Eppure dovremmo avere contezza che l’operazione di idrolisi che avverrà fra l’isola di Creta, la Grecia e la Libia da eseguire per la prima volta al mondo, avrà ricadute e conseguenze anche alle nostri latitudini..
La strategia del silenzio istituzionale e la “disinformatia” hanno formalmente vinto e fatto da segnatempo in questa sporca faccenda sin dall’inizio, e continua ancora ad essere così per un’operazione militare affidata dall’OPAC ad una nazione (gli USA) che ancora non ha avuto il tempo di distruggere le proprie armi chimiche custodite nei bunker americani.
Un pò come affidare la pecora al lupo insomma, con la totale sudditanza del governo italiano che – prono al pari della Grecia, – ha consentito che ciò accadesse in un porto civile, dove MAI transitarono in passato carichi del genere, stracciando pertanto qualsiasi legge dello stato italiano, convenzione internazionale e trattato di tutela.
Perchè non ha quindi reagito la popolazione calabrese?

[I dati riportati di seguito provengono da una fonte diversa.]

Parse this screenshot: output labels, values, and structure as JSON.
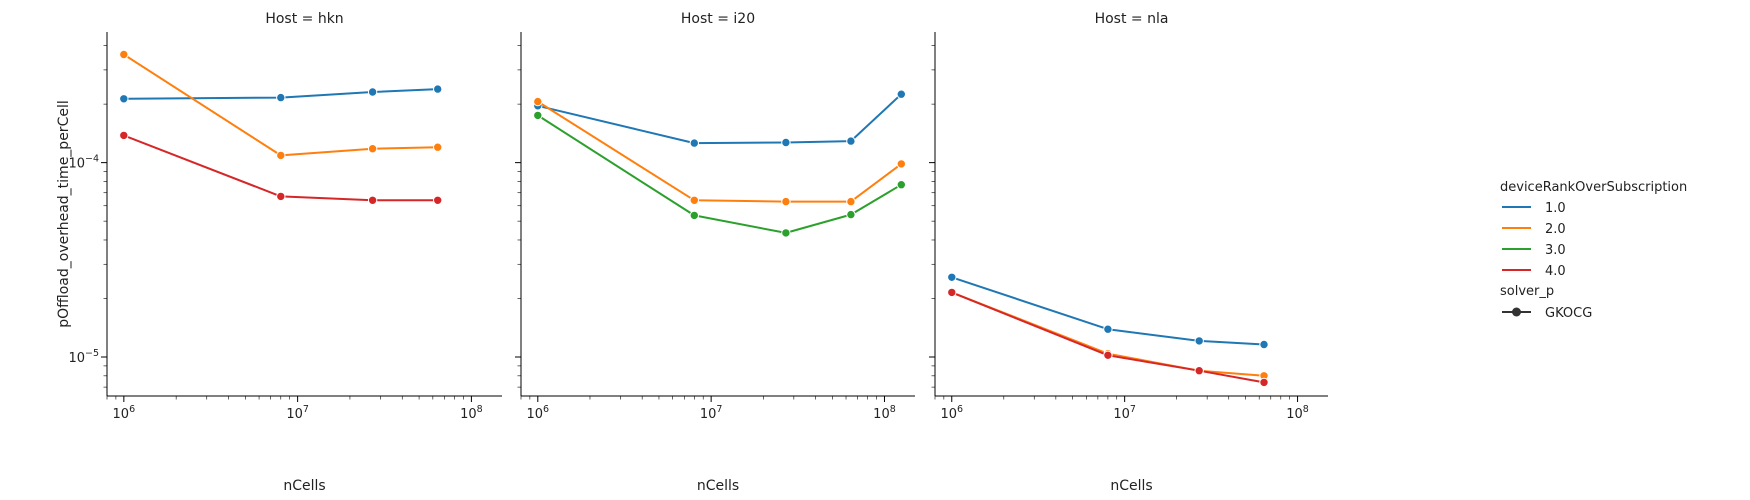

Per atavica apatia, alimentata proprio da quella politica e da quei sindacati che avrebbero il dovere di tutelare il bene comune e la propria gente, e che mai l’hanno fatto.

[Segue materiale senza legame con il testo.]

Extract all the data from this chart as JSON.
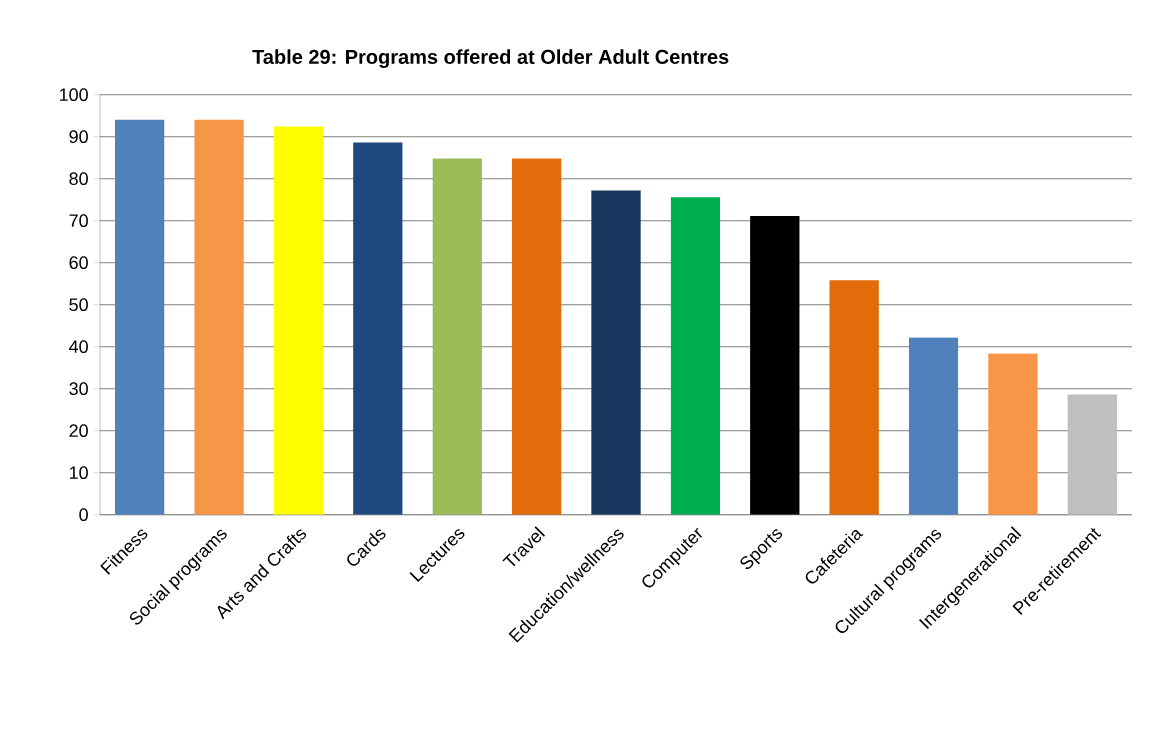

Dovranno passare molte generazioni di buona politica sul territorio calabrese affinchè si cambi passo e si possa arrivare all’autodeterminazione della nostra gente. Intanto i nostri fratelli greci si organizzano nel mare di Creta pensando all’incubo che li attende: l’idrolisi delle armi chimiche.

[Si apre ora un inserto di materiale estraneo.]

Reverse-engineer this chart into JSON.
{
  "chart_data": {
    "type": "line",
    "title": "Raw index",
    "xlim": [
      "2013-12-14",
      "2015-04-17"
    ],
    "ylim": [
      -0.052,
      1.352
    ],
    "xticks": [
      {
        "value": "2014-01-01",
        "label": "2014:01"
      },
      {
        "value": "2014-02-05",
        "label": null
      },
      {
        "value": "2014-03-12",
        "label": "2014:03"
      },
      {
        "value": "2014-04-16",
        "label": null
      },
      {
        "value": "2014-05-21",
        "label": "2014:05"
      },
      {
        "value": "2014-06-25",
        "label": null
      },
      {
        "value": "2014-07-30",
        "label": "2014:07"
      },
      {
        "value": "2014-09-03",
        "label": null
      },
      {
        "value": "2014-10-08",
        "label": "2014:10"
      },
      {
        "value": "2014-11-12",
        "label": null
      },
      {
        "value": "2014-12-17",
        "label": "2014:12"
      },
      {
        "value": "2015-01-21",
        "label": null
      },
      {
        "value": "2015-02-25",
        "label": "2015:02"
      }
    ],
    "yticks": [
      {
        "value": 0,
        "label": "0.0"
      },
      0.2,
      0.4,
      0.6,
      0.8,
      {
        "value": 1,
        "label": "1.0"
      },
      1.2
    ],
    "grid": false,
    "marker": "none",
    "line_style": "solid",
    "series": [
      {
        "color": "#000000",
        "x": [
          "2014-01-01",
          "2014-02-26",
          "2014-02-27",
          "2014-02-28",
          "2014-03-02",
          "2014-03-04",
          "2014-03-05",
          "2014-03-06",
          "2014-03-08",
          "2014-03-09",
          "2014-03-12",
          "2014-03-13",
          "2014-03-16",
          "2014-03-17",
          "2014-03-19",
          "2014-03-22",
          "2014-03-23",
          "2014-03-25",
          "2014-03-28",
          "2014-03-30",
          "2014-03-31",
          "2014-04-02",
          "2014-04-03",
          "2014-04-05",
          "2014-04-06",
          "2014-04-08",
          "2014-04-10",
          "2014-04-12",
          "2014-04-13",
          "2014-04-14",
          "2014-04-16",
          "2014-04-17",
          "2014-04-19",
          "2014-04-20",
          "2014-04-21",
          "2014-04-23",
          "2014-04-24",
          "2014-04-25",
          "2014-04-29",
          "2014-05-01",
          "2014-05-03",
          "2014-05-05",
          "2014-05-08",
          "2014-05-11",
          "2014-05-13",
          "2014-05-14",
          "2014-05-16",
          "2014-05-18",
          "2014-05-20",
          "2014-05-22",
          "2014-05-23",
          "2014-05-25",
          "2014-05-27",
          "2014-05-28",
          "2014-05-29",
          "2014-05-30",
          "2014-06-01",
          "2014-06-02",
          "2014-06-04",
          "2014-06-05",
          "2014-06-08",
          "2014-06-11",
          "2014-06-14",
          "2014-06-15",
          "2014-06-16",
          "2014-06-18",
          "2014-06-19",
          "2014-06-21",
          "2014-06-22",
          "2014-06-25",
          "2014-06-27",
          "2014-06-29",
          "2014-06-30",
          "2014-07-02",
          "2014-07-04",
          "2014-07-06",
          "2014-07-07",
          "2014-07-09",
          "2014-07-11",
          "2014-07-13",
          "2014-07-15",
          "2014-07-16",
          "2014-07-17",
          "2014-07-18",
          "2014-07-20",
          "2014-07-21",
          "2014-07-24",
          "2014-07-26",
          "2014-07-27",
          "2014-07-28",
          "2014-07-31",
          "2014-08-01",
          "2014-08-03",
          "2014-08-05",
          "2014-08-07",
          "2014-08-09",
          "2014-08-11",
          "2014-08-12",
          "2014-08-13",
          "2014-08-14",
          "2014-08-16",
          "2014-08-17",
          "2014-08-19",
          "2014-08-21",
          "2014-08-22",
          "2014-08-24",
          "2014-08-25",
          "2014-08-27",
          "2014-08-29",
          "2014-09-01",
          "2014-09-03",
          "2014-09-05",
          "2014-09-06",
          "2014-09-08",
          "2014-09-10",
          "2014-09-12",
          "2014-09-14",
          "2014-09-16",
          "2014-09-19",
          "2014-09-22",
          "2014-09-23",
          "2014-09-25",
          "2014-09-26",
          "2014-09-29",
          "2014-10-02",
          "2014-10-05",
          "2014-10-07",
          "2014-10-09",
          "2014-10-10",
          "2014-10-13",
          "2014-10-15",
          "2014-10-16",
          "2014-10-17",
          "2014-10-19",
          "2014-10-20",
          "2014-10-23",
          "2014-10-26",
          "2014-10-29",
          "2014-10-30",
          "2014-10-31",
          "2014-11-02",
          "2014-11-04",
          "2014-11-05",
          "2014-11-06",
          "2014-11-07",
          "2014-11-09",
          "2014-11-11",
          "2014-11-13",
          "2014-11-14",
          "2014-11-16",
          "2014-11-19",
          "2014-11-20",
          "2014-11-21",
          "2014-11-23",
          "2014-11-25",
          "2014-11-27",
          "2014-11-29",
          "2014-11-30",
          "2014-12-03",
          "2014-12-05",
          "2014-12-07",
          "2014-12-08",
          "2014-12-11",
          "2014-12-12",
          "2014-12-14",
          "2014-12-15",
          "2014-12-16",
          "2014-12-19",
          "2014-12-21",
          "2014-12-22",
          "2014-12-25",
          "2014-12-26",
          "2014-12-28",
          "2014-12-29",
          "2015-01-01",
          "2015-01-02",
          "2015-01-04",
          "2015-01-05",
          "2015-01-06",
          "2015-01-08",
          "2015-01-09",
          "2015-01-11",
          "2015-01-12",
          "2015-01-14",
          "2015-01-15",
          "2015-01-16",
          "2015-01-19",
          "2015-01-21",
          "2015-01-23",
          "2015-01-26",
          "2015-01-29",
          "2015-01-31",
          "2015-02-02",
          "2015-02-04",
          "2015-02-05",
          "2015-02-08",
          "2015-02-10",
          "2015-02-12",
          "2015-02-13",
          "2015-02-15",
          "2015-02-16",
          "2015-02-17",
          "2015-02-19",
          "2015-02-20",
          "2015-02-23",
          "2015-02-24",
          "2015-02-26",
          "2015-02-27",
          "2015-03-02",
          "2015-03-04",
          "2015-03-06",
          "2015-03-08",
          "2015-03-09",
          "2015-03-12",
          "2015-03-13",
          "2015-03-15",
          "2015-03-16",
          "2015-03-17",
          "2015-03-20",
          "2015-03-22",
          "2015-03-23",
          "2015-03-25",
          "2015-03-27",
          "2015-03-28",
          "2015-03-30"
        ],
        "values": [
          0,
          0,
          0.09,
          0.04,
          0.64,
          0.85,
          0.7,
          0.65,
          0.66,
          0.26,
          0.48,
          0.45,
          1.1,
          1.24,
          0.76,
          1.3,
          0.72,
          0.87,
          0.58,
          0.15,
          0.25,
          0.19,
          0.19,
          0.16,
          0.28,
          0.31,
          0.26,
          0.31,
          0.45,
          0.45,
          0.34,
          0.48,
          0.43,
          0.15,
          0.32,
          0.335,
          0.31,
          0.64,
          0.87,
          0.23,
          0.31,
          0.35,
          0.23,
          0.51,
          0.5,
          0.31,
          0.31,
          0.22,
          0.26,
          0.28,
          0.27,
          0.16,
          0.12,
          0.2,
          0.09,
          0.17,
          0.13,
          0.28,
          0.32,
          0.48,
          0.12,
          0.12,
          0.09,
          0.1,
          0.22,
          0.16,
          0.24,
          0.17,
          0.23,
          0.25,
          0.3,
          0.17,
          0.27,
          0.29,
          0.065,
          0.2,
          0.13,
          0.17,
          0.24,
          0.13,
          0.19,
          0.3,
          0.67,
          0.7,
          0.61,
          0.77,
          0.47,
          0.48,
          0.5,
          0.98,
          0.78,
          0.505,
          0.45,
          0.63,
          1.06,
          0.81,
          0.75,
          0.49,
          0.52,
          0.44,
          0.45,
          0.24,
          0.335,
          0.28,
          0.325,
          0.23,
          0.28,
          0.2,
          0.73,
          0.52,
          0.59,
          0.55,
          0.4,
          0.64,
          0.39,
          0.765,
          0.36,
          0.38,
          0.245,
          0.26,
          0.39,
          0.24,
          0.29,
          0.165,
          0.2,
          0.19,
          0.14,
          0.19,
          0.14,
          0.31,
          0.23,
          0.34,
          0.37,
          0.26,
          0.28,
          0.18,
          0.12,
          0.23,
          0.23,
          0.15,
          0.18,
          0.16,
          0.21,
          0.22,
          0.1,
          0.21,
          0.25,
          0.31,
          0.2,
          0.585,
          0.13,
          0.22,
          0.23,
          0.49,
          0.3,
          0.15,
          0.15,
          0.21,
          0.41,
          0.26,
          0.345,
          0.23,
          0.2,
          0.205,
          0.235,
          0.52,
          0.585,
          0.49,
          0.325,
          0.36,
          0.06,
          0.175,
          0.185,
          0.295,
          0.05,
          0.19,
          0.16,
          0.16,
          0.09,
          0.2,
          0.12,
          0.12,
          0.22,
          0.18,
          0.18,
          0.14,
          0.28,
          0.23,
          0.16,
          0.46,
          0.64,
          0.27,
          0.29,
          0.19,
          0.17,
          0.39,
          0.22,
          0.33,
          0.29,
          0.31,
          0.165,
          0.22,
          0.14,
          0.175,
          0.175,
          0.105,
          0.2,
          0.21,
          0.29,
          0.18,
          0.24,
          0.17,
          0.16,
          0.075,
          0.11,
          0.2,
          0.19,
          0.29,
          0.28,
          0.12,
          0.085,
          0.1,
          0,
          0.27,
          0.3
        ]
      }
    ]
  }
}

Il passaggio dal porto di San Ferdinando è solo la prima tappa del tragitto che sta compiendo il carico di morte partito dalla Siria, per iniziare un esperimento di idrolisi su nave mai tentato prima, in mare aperto e spesso battuto da un vento fortissimo.
Molti scienziati greci hanno da mesi lanciato l’allarme riguardo la pericolosità di questo esperimento, ed anche gli stessi operatori dell’OPAC ne ravvisano l’alto rischio.
A questo proposito riportiamo una dichiarazione non di parte, del chimico italiano membro dell’OPAC, professore Trifirò: “L’esperimento viene fatto in mare perché nessuna nazione avrebbe accettato di ricevere armi chimiche da distruggere….Il vero problema di farlo in mare aperto è se il mare è mosso: la speranza è che il mare sia calmo perché queste operazioni si possono fare solo se il mare è tranquillo”.
Per 60/90 giorni, questo il tempo ipotizzato per idrolizzare l’intero carico, si deve quindi sperare che non ci sia mai mare mosso perché in tal caso l’operazione si dovrebbe temporaneamente sospendere e continuarla nel porto più vicino. E qui ritorna l’incubo Gioia Tauro.
Nel peggiore dei casi, “sarà la necrosi per tutto il mar Mediterraneo”.
Esiste una Convenzione internazionale sulla distruzione delle armi chimiche (CAC), della quale l’OPAC è promotore, che prevede come lo smantellamento e la neutralizzazione degli armamenti chimici debba essere fatto a cura del paese produttore.
Ma allora che c’entra il Mediterraneo?